Naval brass C46400 is a specialty grade relative to C360 and C260, but it is available through regional metals distributors in bar, rod, plate, and tube forms with typical 5 to 10 business day lead time from the service center. It is not a floor-stock item at most Mansfield machine shops the way C360 bar is, so buyers should factor material procurement lead time into their program schedule and not assume next-day availability. For large-quantity production programs, shops with established distributor relationships can negotiate stocking agreements that keep naval brass on-hand for their program requirements. The machining parameters for naval brass are similar to C260 — lower machinability than C360, requiring moderate adjustment of cutting speeds and chip management — so shops with C260 process experience can transition to naval brass programs without significant development time. For marine equipment and seawater-service applications produced near Mansfield for OEMs in the agricultural, marine, or industrial equipment space, naval brass is the correct specification and ManufacturingBase can identify which regional shops have prior naval brass program experience.
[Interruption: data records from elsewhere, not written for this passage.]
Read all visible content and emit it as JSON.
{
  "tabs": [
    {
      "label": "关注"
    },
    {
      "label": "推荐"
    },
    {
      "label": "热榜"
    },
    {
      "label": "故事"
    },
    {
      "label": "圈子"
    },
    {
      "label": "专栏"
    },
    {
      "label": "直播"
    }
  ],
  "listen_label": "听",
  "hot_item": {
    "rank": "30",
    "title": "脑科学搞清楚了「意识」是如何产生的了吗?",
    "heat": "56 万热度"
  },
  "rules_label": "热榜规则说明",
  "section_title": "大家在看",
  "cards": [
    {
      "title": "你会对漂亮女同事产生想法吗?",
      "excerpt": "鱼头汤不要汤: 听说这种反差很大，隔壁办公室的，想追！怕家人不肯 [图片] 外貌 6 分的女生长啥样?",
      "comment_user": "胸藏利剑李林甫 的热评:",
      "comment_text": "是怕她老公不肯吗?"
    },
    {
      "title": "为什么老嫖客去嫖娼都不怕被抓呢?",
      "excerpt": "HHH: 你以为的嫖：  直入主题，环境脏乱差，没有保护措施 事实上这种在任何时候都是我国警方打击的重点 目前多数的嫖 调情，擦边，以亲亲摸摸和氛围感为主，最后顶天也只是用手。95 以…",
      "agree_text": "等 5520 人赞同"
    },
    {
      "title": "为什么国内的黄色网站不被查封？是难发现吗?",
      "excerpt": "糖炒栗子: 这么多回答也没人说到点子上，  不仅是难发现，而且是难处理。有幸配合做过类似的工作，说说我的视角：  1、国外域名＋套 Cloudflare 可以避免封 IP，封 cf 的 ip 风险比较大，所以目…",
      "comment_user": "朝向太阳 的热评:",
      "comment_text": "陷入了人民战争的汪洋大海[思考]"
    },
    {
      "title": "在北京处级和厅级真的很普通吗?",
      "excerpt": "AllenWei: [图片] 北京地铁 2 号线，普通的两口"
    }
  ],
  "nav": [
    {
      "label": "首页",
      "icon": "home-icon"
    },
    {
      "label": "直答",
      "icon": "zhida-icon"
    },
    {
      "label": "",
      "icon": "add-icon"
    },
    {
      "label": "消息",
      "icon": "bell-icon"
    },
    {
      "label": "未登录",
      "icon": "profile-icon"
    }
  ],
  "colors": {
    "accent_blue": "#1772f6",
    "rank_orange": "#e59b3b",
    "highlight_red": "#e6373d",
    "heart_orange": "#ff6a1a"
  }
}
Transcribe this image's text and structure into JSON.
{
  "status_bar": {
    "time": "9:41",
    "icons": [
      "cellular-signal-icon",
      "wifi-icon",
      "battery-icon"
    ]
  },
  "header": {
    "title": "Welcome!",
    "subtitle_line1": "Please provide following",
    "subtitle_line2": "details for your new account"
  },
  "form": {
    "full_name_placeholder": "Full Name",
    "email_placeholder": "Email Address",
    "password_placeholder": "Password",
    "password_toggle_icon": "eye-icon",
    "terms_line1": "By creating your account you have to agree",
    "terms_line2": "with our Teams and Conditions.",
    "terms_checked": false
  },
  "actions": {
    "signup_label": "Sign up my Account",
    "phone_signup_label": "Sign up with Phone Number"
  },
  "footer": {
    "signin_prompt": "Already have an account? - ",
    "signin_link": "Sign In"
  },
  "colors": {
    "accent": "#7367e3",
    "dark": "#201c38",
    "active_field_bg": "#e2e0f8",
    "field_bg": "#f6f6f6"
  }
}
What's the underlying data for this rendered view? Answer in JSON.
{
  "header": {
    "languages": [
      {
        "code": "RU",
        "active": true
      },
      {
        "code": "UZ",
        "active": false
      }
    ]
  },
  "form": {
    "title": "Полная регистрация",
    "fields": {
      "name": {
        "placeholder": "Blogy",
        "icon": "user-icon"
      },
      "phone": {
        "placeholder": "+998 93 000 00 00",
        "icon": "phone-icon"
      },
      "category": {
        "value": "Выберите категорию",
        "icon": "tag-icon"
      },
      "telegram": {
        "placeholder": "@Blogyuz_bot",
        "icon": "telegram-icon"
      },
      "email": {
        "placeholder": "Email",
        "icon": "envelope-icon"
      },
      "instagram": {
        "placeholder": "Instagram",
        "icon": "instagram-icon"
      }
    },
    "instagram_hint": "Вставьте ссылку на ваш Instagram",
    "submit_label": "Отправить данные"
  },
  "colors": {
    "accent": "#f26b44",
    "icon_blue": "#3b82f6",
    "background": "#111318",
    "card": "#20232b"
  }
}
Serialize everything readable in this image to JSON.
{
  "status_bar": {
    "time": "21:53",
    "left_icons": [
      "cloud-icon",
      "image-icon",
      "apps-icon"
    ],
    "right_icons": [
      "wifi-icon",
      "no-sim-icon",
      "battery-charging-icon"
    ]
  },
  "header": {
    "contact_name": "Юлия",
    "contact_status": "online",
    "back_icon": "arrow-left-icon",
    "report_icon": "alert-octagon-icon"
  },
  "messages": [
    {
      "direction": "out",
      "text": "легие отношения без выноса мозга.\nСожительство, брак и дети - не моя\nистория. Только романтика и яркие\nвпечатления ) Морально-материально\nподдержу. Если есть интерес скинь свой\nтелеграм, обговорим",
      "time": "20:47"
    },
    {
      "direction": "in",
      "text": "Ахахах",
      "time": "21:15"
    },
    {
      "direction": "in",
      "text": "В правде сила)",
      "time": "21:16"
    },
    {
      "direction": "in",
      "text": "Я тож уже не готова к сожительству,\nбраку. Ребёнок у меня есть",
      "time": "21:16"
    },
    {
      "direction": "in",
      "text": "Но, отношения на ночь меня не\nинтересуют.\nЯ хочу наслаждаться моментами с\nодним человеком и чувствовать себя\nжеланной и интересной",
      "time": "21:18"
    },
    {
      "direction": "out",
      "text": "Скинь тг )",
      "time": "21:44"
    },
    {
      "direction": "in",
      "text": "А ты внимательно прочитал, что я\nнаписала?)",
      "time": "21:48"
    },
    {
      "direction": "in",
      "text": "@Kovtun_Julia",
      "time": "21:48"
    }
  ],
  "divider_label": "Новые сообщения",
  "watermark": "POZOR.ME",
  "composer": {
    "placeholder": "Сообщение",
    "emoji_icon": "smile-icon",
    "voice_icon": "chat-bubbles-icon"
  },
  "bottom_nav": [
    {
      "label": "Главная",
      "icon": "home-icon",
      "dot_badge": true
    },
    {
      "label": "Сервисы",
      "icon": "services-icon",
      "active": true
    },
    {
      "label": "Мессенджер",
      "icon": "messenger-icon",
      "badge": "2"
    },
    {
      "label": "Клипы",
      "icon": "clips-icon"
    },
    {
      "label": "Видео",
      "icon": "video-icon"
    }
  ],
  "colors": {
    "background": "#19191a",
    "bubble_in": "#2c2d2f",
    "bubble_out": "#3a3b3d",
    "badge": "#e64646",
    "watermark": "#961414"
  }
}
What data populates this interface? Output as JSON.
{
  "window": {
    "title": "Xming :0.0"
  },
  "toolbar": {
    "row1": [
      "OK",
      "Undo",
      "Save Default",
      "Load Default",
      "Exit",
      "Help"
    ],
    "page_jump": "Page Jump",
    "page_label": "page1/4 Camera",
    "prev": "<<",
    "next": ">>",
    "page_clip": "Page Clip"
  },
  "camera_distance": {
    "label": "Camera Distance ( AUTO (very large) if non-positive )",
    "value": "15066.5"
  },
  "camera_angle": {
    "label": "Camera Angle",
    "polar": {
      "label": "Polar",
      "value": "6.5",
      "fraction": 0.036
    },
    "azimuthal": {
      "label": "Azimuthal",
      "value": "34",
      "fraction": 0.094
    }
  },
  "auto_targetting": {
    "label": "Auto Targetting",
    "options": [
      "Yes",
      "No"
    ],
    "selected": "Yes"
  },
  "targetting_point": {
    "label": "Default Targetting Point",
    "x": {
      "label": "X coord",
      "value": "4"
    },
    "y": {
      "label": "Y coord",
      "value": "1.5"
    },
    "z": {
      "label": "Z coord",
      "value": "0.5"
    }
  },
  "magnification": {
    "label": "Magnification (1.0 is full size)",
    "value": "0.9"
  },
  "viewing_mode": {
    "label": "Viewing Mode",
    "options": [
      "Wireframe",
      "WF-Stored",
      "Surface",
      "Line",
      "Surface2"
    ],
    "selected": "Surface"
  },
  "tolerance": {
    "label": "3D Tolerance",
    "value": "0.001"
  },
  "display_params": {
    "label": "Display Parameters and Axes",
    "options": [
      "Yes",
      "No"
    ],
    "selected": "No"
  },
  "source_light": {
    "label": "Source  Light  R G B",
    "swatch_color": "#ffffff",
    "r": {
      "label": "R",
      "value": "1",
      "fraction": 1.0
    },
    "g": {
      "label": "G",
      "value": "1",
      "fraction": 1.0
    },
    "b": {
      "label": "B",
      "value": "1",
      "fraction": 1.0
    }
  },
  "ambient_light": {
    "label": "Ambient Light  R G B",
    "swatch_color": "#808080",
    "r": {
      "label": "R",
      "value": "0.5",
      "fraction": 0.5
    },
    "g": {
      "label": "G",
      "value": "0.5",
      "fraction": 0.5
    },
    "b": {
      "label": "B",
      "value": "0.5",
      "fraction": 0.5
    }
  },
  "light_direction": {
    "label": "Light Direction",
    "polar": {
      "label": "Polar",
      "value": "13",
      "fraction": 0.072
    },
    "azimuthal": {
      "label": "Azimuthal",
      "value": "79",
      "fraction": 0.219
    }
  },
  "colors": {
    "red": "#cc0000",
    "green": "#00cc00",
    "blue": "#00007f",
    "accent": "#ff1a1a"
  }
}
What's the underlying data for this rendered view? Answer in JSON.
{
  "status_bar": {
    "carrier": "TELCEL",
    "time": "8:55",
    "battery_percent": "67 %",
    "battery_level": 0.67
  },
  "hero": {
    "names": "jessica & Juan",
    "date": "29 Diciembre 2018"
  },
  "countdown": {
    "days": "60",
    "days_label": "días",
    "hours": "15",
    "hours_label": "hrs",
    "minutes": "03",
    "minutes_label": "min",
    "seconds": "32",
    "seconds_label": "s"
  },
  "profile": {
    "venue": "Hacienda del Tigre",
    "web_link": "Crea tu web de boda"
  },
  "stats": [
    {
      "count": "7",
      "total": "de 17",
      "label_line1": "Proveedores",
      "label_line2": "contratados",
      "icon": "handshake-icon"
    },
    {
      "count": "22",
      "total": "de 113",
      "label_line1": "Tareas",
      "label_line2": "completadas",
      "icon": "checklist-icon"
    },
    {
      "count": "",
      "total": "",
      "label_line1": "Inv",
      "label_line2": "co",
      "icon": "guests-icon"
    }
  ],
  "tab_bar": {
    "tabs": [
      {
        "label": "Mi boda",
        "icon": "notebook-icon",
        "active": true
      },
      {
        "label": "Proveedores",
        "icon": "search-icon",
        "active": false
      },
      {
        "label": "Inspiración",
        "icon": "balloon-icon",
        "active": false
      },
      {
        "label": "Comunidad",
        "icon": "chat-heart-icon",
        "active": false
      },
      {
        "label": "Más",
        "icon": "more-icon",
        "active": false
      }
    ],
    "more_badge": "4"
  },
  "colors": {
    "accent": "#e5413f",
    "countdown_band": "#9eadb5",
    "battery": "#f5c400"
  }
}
Dezincification is a corrosion mechanism specific to copper-zinc alloys (brasses) in which zinc is selectively leached from the alloy by water — particularly slow-moving or stagnant water with elevated chloride or carbon dioxide content. The result is a spongy, copper-rich residue that retains the original shape but has lost most of the mechanical strength and pressure-sealing integrity of the original part. It is a documented failure mode in plumbing fittings, fire suppression system valves, and marine seawater fittings made from standard yellow brass grades like C260 and C360. Three strategies address dezincification risk: alloy selection, microstructure control, and inhibitor addition. Naval brass (C46400) resists dezincification through its tin addition, which raises the dezincification threshold. Dezincification-resistant (DZR) brass grades — typically modified C35300 or proprietary formulations with arsenic additions — are specified in European plumbing standards (BS EN 12165, BS 2874 CZ132) and are the preferred specification for potable water fittings. For Mansfield-area buyers sourcing brass fittings for water service, specifying naval brass or DZR grade brass rather than standard C360 is the correct engineering decision and ManufacturingBase suppliers familiar with plumbing and marine hardware programs will understand the specification.